The internet is ablaze with lists of movie suggestions. Unfortunately, those lists tend to include either the blatantly obvious or the extraordinarily obscure. With this one, I’ll try to bridge the gap. These are titles you may have flipped past in your younger years, which would’ve been a mistake. Others are on the slightly rare side, but are on this list because I can’t help but suggest they’re added to one’s collection, especially if there are kids around to watch. Here we go!
Honey, I Shrunk the Kids: The TV Show (1997-2000)
This one invariably completes my childhood, because every episode I saw stuck in my memory for decades to come. As a child, I stayed up to see episodes of Tales from the Crypt, and even those failed to make the impact this series did. In this show, the Szalinksy family undergoes a gauntlet of perils as a result of the father’s half-baked inventions.
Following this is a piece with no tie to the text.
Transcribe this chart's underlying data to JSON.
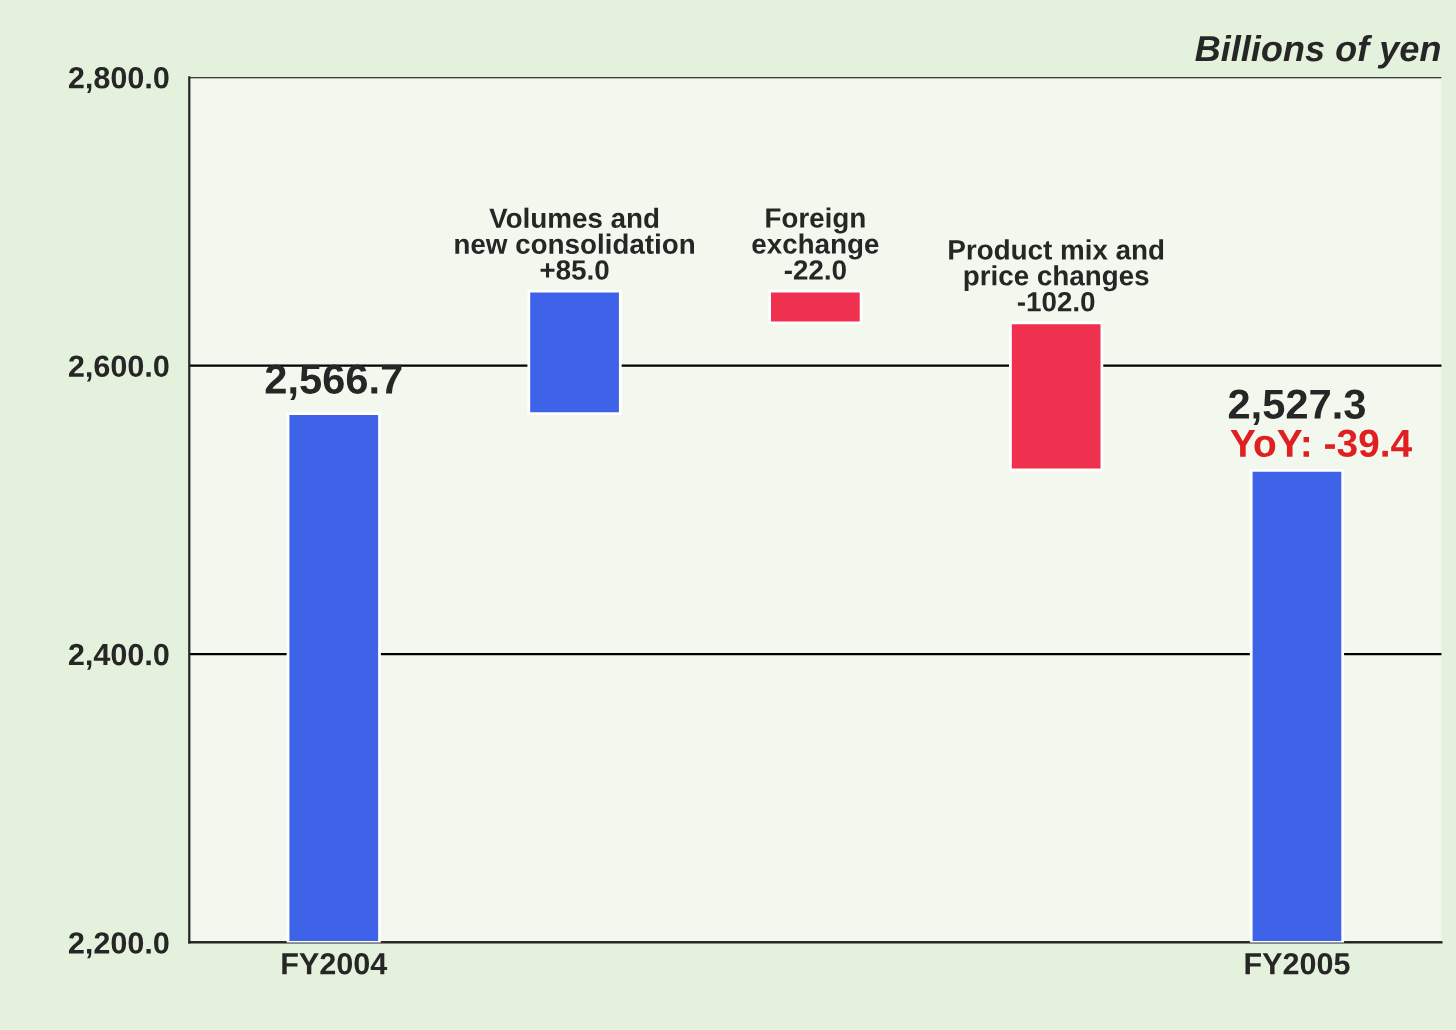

These involve physical modification machines in a parody of The Fly, another machine that brings items on pages into real life (in this case all urban legends), and the father being possessed by the ghost of a mobster. The hilarity is hardly anyone ever comes to lasting harm in the end, but that doesn’t negate the dark content. One episode features Bryan Cranston acquiring a touch that turns people in to cheese, and he goes around doing it to those he’s spiteful against. For all he – or we – knew, he was killing them. I’ll leave the end to that one a mystery.
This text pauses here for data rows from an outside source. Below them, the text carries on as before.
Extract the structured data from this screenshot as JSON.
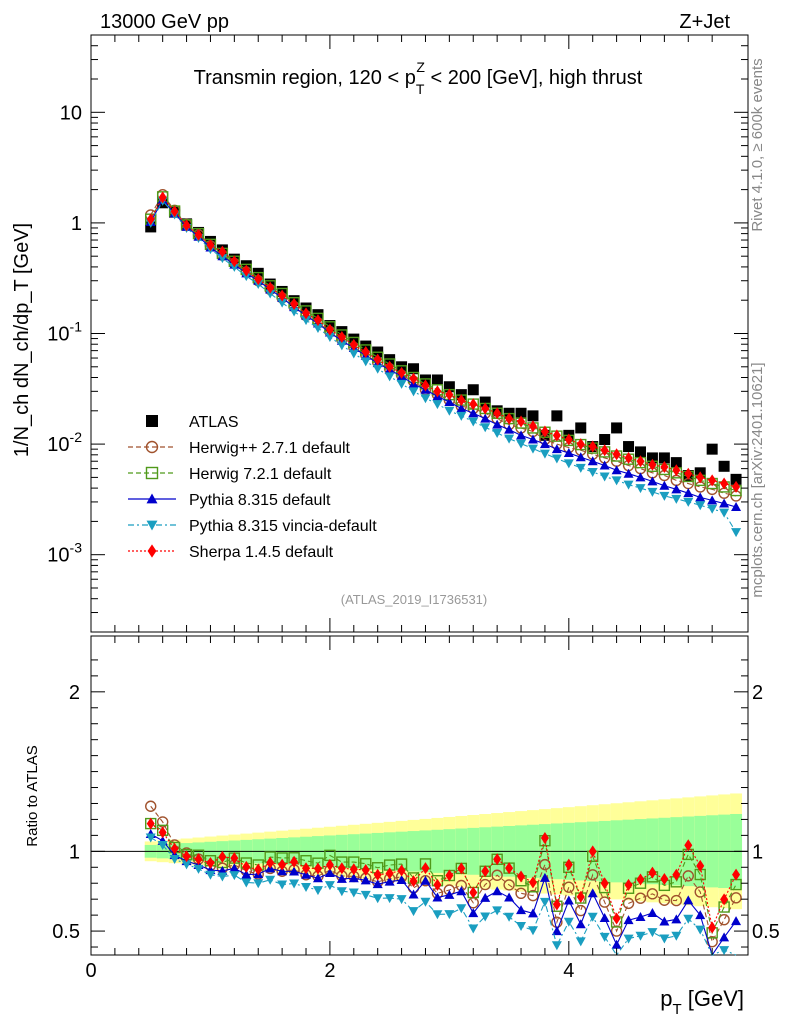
{
  "header": {
    "left": "13000 GeV pp",
    "right": "Z+Jet"
  },
  "side": {
    "rivet": "Rivet 4.1.0, ≥ 600k events",
    "mcplots": "mcplots.cern.ch [arXiv:2401.10621]"
  },
  "chart_data": {
    "type": "scatter",
    "title": "Transmin region, 120 < p_T^Z < 200 [GeV], high thrust",
    "title_parts": {
      "pre": "Transmin region, 120 < p",
      "sub": "T",
      "sup": "Z",
      "post": " < 200 [GeV], high thrust"
    },
    "analysis_tag": "(ATLAS_2019_I1736531)",
    "xlabel": "p_T [GeV]",
    "xlabel_parts": {
      "main": "p",
      "sub": "T",
      "post": " [GeV]"
    },
    "ylabel": "1/N_ch dN_ch/dp_T [GeV]",
    "ratio_ylabel": "Ratio to ATLAS",
    "xlim": [
      0,
      5.5
    ],
    "ylim": [
      0.0002,
      50
    ],
    "ratio_ylim": [
      0.35,
      2.35
    ],
    "yscale": "log",
    "x_ticks": [
      "0",
      "2",
      "4"
    ],
    "y_ticks": {
      "10": "10",
      "1": "1",
      "0.1": "10^-1",
      "0.01": "10^-2",
      "0.001": "10^-3"
    },
    "ratio_ticks": [
      "0.5",
      "1",
      "2"
    ],
    "legend": [
      {
        "name": "ATLAS",
        "color": "#000000",
        "marker": "square-filled",
        "line": "none"
      },
      {
        "name": "Herwig++ 2.7.1 default",
        "color": "#a0522d",
        "marker": "circle-open",
        "line": "dashed"
      },
      {
        "name": "Herwig 7.2.1 default",
        "color": "#4f9a1a",
        "marker": "square-open",
        "line": "dashed"
      },
      {
        "name": "Pythia 8.315 default",
        "color": "#0000cc",
        "marker": "triangle-up",
        "line": "solid"
      },
      {
        "name": "Pythia 8.315 vincia-default",
        "color": "#1a9ec0",
        "marker": "triangle-down",
        "line": "dashdot"
      },
      {
        "name": "Sherpa 1.4.5 default",
        "color": "#ff0000",
        "marker": "diamond",
        "line": "dotted"
      }
    ],
    "x": [
      0.5,
      0.6,
      0.7,
      0.8,
      0.9,
      1.0,
      1.1,
      1.2,
      1.3,
      1.4,
      1.5,
      1.6,
      1.7,
      1.8,
      1.9,
      2.0,
      2.1,
      2.2,
      2.3,
      2.4,
      2.5,
      2.6,
      2.7,
      2.8,
      2.9,
      3.0,
      3.1,
      3.2,
      3.3,
      3.4,
      3.5,
      3.6,
      3.7,
      3.8,
      3.9,
      4.0,
      4.1,
      4.2,
      4.3,
      4.4,
      4.5,
      4.6,
      4.7,
      4.8,
      4.9,
      5.0,
      5.1,
      5.2,
      5.3,
      5.4
    ],
    "series": [
      {
        "name": "ATLAS",
        "values": [
          0.92,
          1.52,
          1.25,
          0.98,
          0.82,
          0.68,
          0.57,
          0.47,
          0.41,
          0.35,
          0.28,
          0.24,
          0.198,
          0.17,
          0.148,
          0.118,
          0.104,
          0.089,
          0.077,
          0.068,
          0.058,
          0.05,
          0.048,
          0.038,
          0.038,
          0.033,
          0.028,
          0.031,
          0.024,
          0.02,
          0.019,
          0.019,
          0.018,
          0.012,
          0.018,
          0.012,
          0.014,
          0.0095,
          0.011,
          0.014,
          0.0095,
          0.0085,
          0.0075,
          0.0075,
          0.0068,
          0.0052,
          0.0055,
          0.009,
          0.0063,
          0.0048
        ]
      },
      {
        "name": "Herwig++ 2.7.1 default",
        "values": [
          1.18,
          1.8,
          1.3,
          0.97,
          0.78,
          0.62,
          0.51,
          0.43,
          0.36,
          0.3,
          0.25,
          0.21,
          0.175,
          0.145,
          0.125,
          0.104,
          0.088,
          0.075,
          0.064,
          0.055,
          0.048,
          0.042,
          0.037,
          0.031,
          0.028,
          0.025,
          0.022,
          0.021,
          0.019,
          0.017,
          0.015,
          0.014,
          0.013,
          0.011,
          0.01,
          0.0093,
          0.0088,
          0.0081,
          0.0075,
          0.007,
          0.0064,
          0.006,
          0.0055,
          0.0052,
          0.0047,
          0.0044,
          0.0041,
          0.0039,
          0.0036,
          0.0034
        ]
      },
      {
        "name": "Herwig 7.2.1 default",
        "values": [
          1.08,
          1.72,
          1.28,
          0.96,
          0.8,
          0.64,
          0.53,
          0.45,
          0.38,
          0.32,
          0.27,
          0.23,
          0.19,
          0.16,
          0.137,
          0.115,
          0.097,
          0.083,
          0.071,
          0.061,
          0.053,
          0.046,
          0.04,
          0.035,
          0.031,
          0.028,
          0.025,
          0.023,
          0.021,
          0.019,
          0.017,
          0.0155,
          0.014,
          0.0128,
          0.0118,
          0.0108,
          0.0099,
          0.0092,
          0.0085,
          0.0078,
          0.0073,
          0.0068,
          0.0063,
          0.0059,
          0.0055,
          0.0051,
          0.0047,
          0.0044,
          0.0041,
          0.0038
        ]
      },
      {
        "name": "Pythia 8.315 default",
        "values": [
          1.02,
          1.62,
          1.22,
          0.92,
          0.75,
          0.6,
          0.5,
          0.42,
          0.35,
          0.3,
          0.25,
          0.21,
          0.173,
          0.145,
          0.123,
          0.102,
          0.086,
          0.074,
          0.063,
          0.054,
          0.047,
          0.041,
          0.035,
          0.031,
          0.027,
          0.024,
          0.021,
          0.019,
          0.017,
          0.015,
          0.0135,
          0.012,
          0.011,
          0.01,
          0.009,
          0.0083,
          0.0076,
          0.007,
          0.0064,
          0.0058,
          0.0054,
          0.005,
          0.0046,
          0.0042,
          0.0039,
          0.0036,
          0.0033,
          0.0031,
          0.0029,
          0.0027
        ]
      },
      {
        "name": "Pythia 8.315 vincia-default",
        "values": [
          1.0,
          1.58,
          1.19,
          0.9,
          0.73,
          0.58,
          0.48,
          0.4,
          0.33,
          0.28,
          0.23,
          0.19,
          0.158,
          0.132,
          0.112,
          0.093,
          0.078,
          0.066,
          0.056,
          0.048,
          0.041,
          0.035,
          0.03,
          0.026,
          0.023,
          0.02,
          0.018,
          0.016,
          0.0142,
          0.0126,
          0.0112,
          0.0101,
          0.0091,
          0.0082,
          0.0074,
          0.0067,
          0.0061,
          0.0056,
          0.0051,
          0.0047,
          0.0043,
          0.004,
          0.0037,
          0.0034,
          0.0032,
          0.003,
          0.0028,
          0.0026,
          0.0024,
          0.0016
        ]
      },
      {
        "name": "Sherpa 1.4.5 default",
        "values": [
          1.08,
          1.7,
          1.27,
          0.95,
          0.78,
          0.63,
          0.55,
          0.45,
          0.37,
          0.31,
          0.26,
          0.22,
          0.185,
          0.152,
          0.132,
          0.108,
          0.093,
          0.079,
          0.068,
          0.058,
          0.05,
          0.044,
          0.039,
          0.034,
          0.03,
          0.028,
          0.025,
          0.023,
          0.021,
          0.019,
          0.017,
          0.016,
          0.0145,
          0.013,
          0.012,
          0.011,
          0.01,
          0.0095,
          0.0088,
          0.0081,
          0.0075,
          0.007,
          0.0065,
          0.0062,
          0.0058,
          0.0054,
          0.005,
          0.0047,
          0.0044,
          0.0041
        ]
      }
    ]
  }
}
Undoubtedly, if you’re iffy on the show and only want to see the high points, you should go with episode 17: Honey, the Bear is Bad News. In summary, a high-tech toy bear is taken over by a computer virus and becomes bent on destroying humanity. Modifications include gattling guns, flamethrowers and rockets. He also makes jokes about alcoholism and cops being pigs.
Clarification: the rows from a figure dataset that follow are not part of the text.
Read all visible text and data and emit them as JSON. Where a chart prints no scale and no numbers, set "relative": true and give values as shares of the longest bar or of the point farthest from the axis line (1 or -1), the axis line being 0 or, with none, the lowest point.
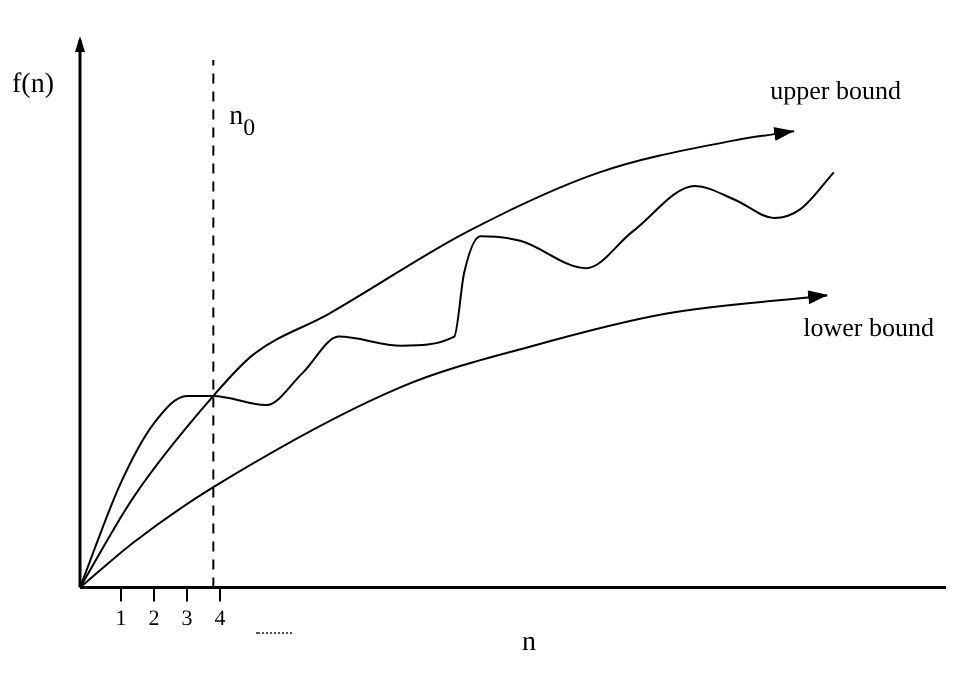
{
  "chart_data": {
    "type": "line",
    "relative": true,
    "xlabel": "n",
    "ylabel": "f(n)",
    "xlim": [
      -0.24,
      26
    ],
    "xticks": [
      1,
      2,
      3,
      4
    ],
    "legend": "right",
    "grid": false,
    "marker": "none",
    "line_style": "solid",
    "series": [
      {
        "name": "upper bound",
        "color": "#000000",
        "x": [
          -0.24,
          1.4,
          3.8,
          5.0,
          7.3,
          11.5,
          15.5,
          19.6,
          21.4
        ],
        "values": [
          0,
          0.2,
          0.42,
          0.51,
          0.6,
          0.78,
          0.91,
          0.98,
          1
        ]
      },
      {
        "color": "#000000",
        "x": [
          -0.24,
          1.0,
          2.0,
          3.0,
          3.8,
          5.4,
          6.5,
          7.6,
          9.5,
          11.1,
          11.4,
          11.9,
          13.1,
          15.1,
          16.5,
          18.4,
          19.6,
          20.8,
          21.6,
          22.6
        ],
        "values": [
          0,
          0.23,
          0.36,
          0.42,
          0.42,
          0.4,
          0.47,
          0.55,
          0.53,
          0.55,
          0.69,
          0.77,
          0.76,
          0.7,
          0.78,
          0.88,
          0.85,
          0.81,
          0.83,
          0.91
        ]
      },
      {
        "name": "lower bound",
        "color": "#000000",
        "x": [
          -0.24,
          1.4,
          3.8,
          9.5,
          13.5,
          17.5,
          22.4
        ],
        "values": [
          0,
          0.1,
          0.22,
          0.44,
          0.53,
          0.6,
          0.64
        ]
      }
    ],
    "ref_lines": [
      {
        "axis": "x",
        "value": 3.8,
        "label": "n$_{0}$",
        "line_style": "dashed"
      }
    ]
  }
}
Jim Henson’s The Stoyteller (1988)
Though older, this show isn’t hard to come by. Frankly, it needs little description. In each episode, the storyteller goes through a fable, the most common of which is Stone Soup. Others, such as The Soldier and Death take on the darkest of tones and the creepiest of puppets. Show this to your 6-year-old and get ready for the nightmares to start.
Bone Chillers (1996) cta
Back in the day, Betsy Haynes decided to write a series of horror books for kids, something like Goosebumps. The 13-episode TV show was written with obvious humorous intent, but the darkness prevails over all, largely due to the way it was filmed. The color tone is dark, the school it takes place at would’ve been shut down for a few hundred safety violations before episode one and the camera angles are oppressive in every shot. Every. Single. Shot. It’s like Tim Burton did LSD and had the worst trip ever. Monsters drawn in a pad come to life, a teacher becomes a mutant frog who eats people and kids (in theme at least) are turned into cafeteria food. Regretfully, YouTube is one of the few places this warped gem can be found.
Watch Bone Chillers on YouTube by clicking HERE
Okay, so this may not be targeted to the youngest of kids, but it sure doesn’t look meant for adults at a glance. Given how it’s Bryan Fuller, things are bound to be crass and bizarre. I’d avoided this one a while, because it seemed so light. The main character lives by Niagara Falls and sees inanimate objects with animal faces talk to her. They give her directions she must follow in order to get through tough situations. These orders, however, become more disquieting and risky. The content reaches far beyond its TV-PG rating with dialogue so blunt (though “clean”) it’d make a grown man blush. Under the guise of a comedy, horrific scenes play out, including one with a nun tying down the main character and threatening to cut the evil out of her with a knife. By the by, Fox only aired four episodes of it, but the whole first season is available on DVD.
Nightmare Ned (1997)
This TV show didn’t last long for budgetary reasons. Somehow, it was expensive to make compared to other shows. Based on a game of the same title, released the same year, Nightmare Ned is about a 10-year-old learning life lessons and overcoming fears by enduring horrifying dreams. However, the imagery seems to do more to bring fears to life than explain them away. Showing a fawn that eats human flesh and a headless guy putting a child through a saw aren’t the kinds of images that’ll help much. It usually all ends with it all being a nightmare, as is the theme, which does nothing to make the fears seem less possible.
Are there any important ones I'm missing?